For a function $f:A \to \mathbb{R}$, I need to prove the following three statements are equivalent:
- f is not uniformly continuous on $A$.
- There exists an $\epsilon_0 \geq 0$ such that for every $\delta(\epsilon_0) \geq 0$ there are points $x_\delta, y_\delta$ in $A$ such $\left|x_\delta - y_\delta \right| < \delta $ and $\left|f(x_\delta) - f(y_\delta)\right| \geq \epsilon_0$
- There exists an $\epsilon_0$ and two sequences $(x_n), (y_n)$ in $A$ such that $\lim\left(x_n-y_n\right) = 0$ and $\left|f(x_n) - f(y_n)\right| \geq \epsilon_0$ for all $n \in \mathbb{N}$
Proof
$(1 \iff 2)$
Statement two is simply the negation of the definition of uniform continuity.
$(2 \implies 3)$
We are given that for any $\delta > 0$ there exists and $x$ and $y$ that satisfy the stated condition.
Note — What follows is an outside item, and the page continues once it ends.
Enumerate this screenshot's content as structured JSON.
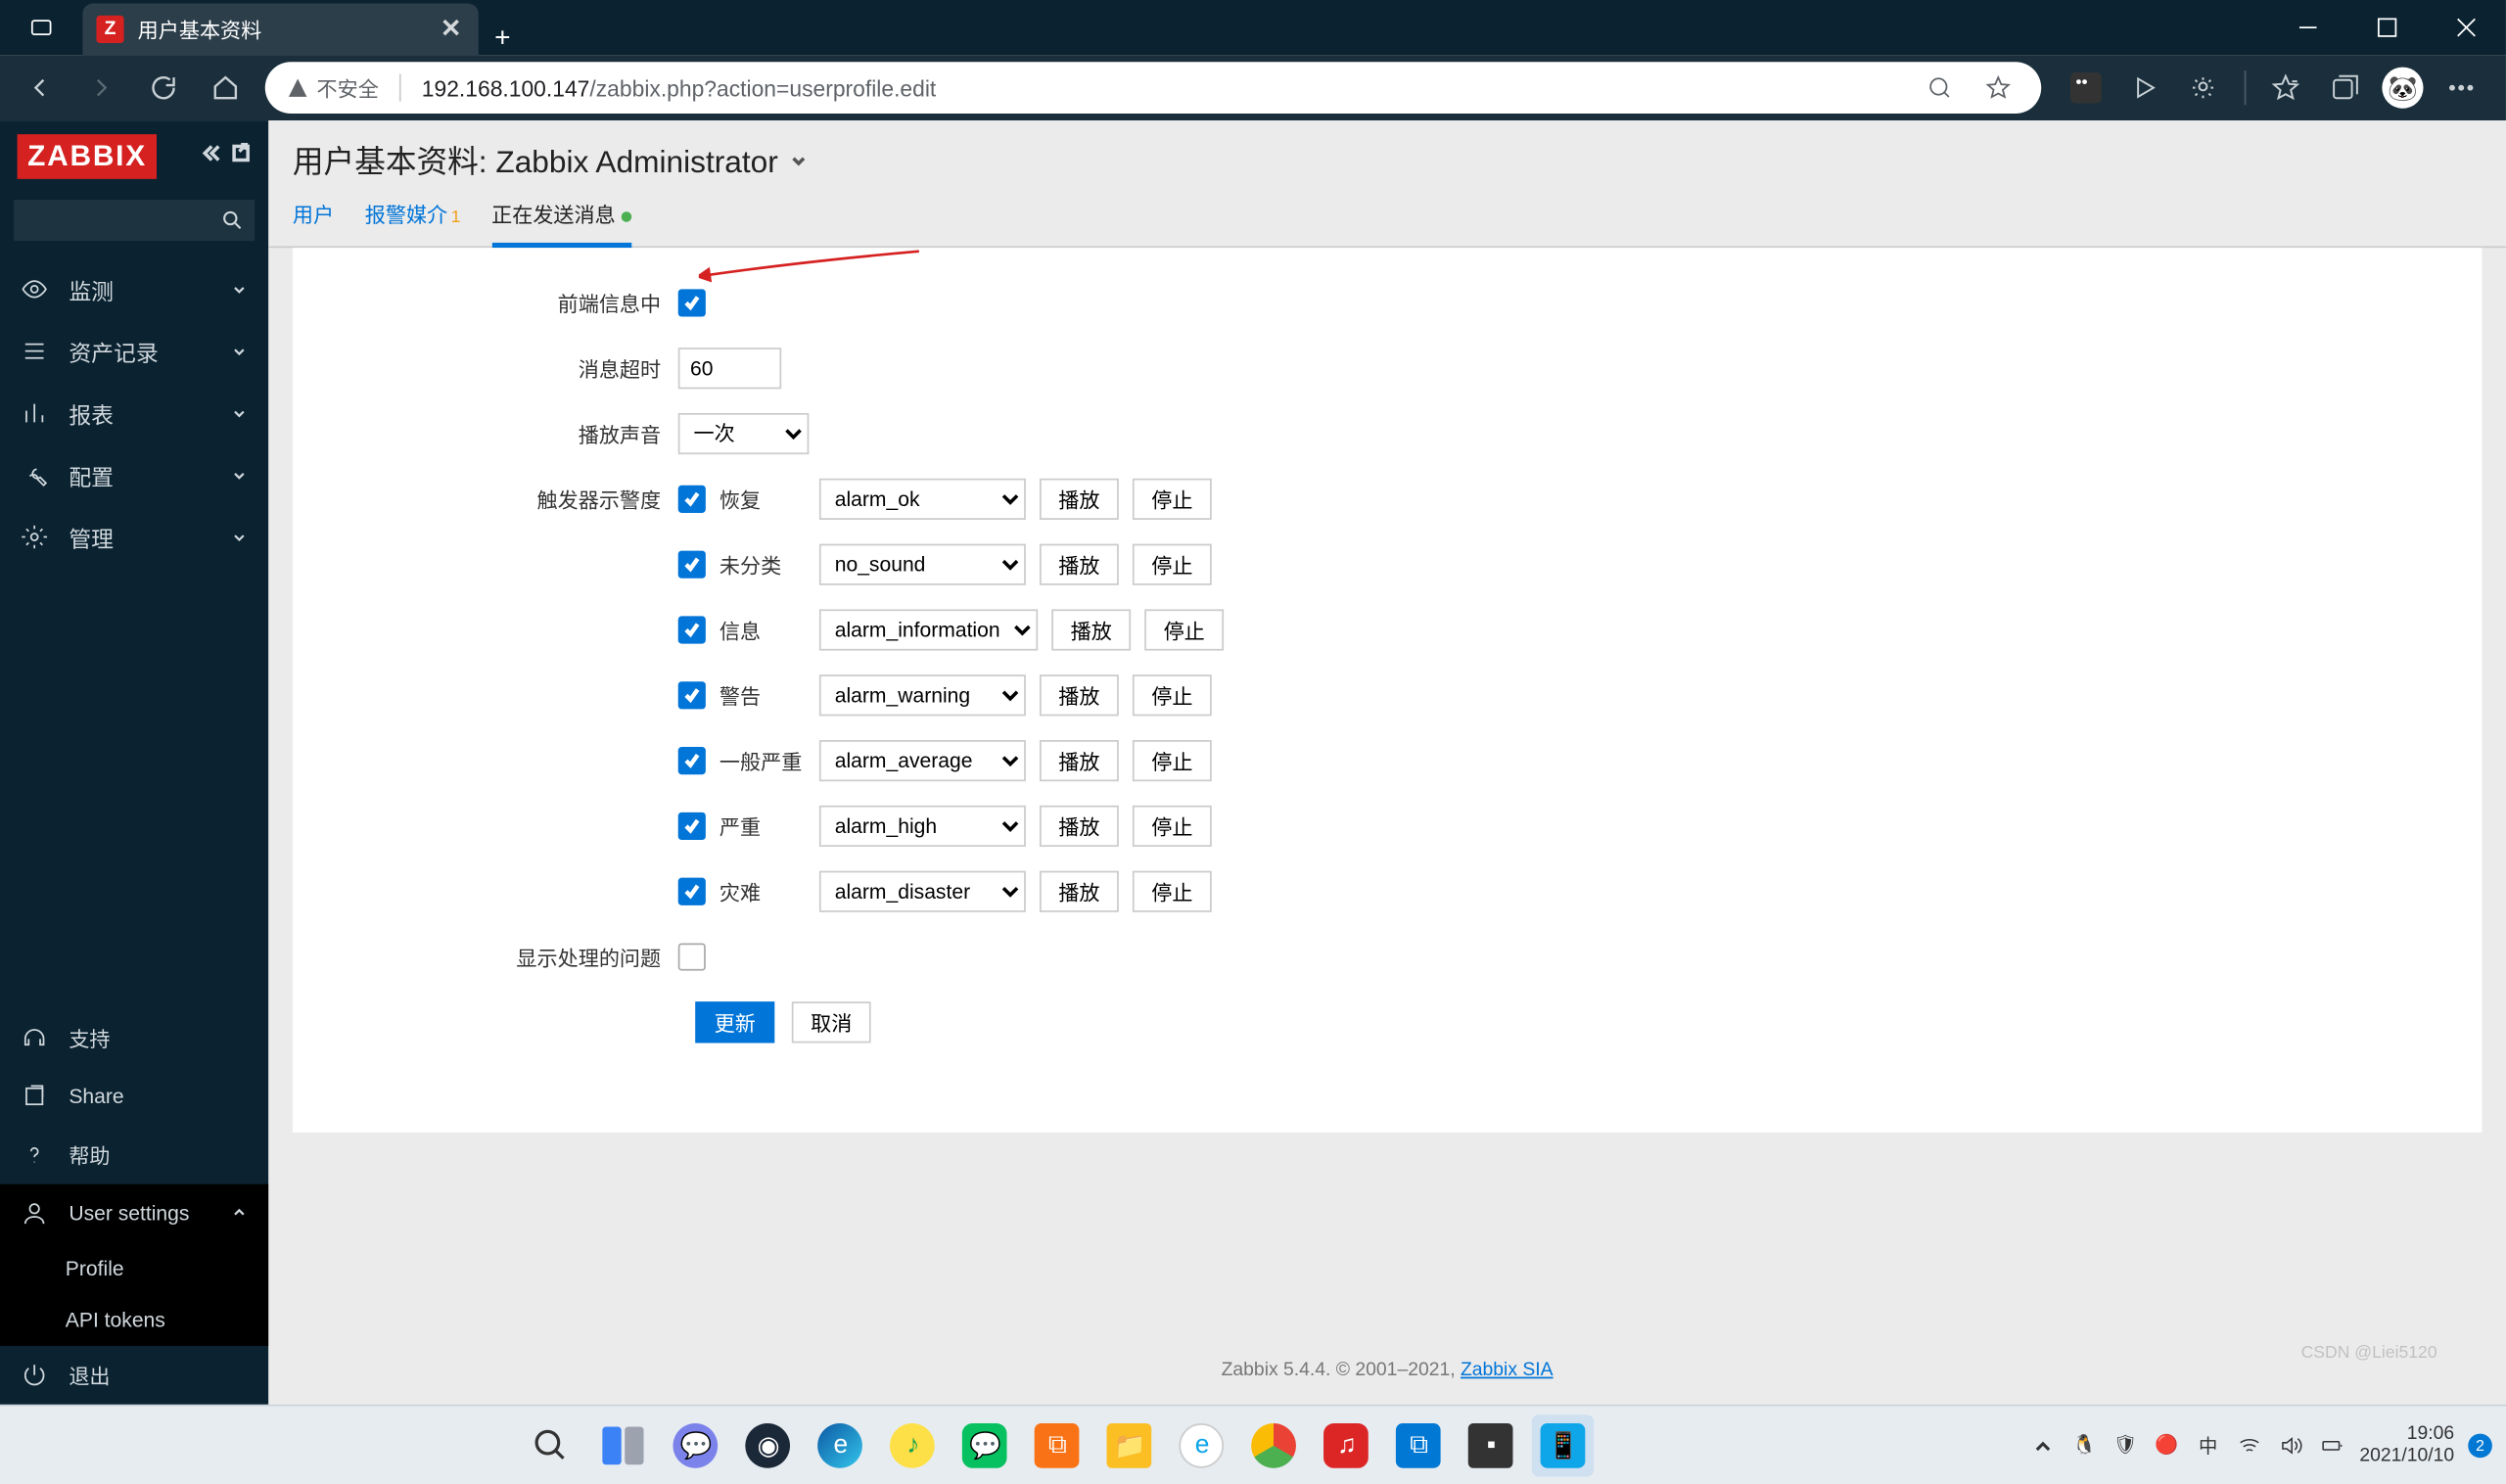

Then consider a monotonic decreasing sequence of such deltas $\left|x_n - y_n\right| < \delta_n$. Where
$$\delta_1 > \delta_2 > \cdots > \delta_n > \delta_{n+1}> \cdots$$
and
$$\left|f(x_n) - f(y_n)\right| \geq \epsilon_0, \, n \in \mathbb{N}$$
Clearly, for one of these fixed $\delta_{n =f}$ the following inequality is satsified
$$\left|x_n - y_n\right| < \delta_f \,, \, \text{ where } \, n\geq f.$$
This truth for arbitrary $\delta_f$ implies the existence of a Cauchy sequence such that
$$\left|f(x_n) - f(y_n)\right| \geq \epsilon_0, \, n \in \mathbb{N}$$
$(3 \implies 2)$
I think this simply involves reversing the $(2\to3)$ steps.
Besides not fully hashing out the $(3 \implies 2)$ is this proof valid?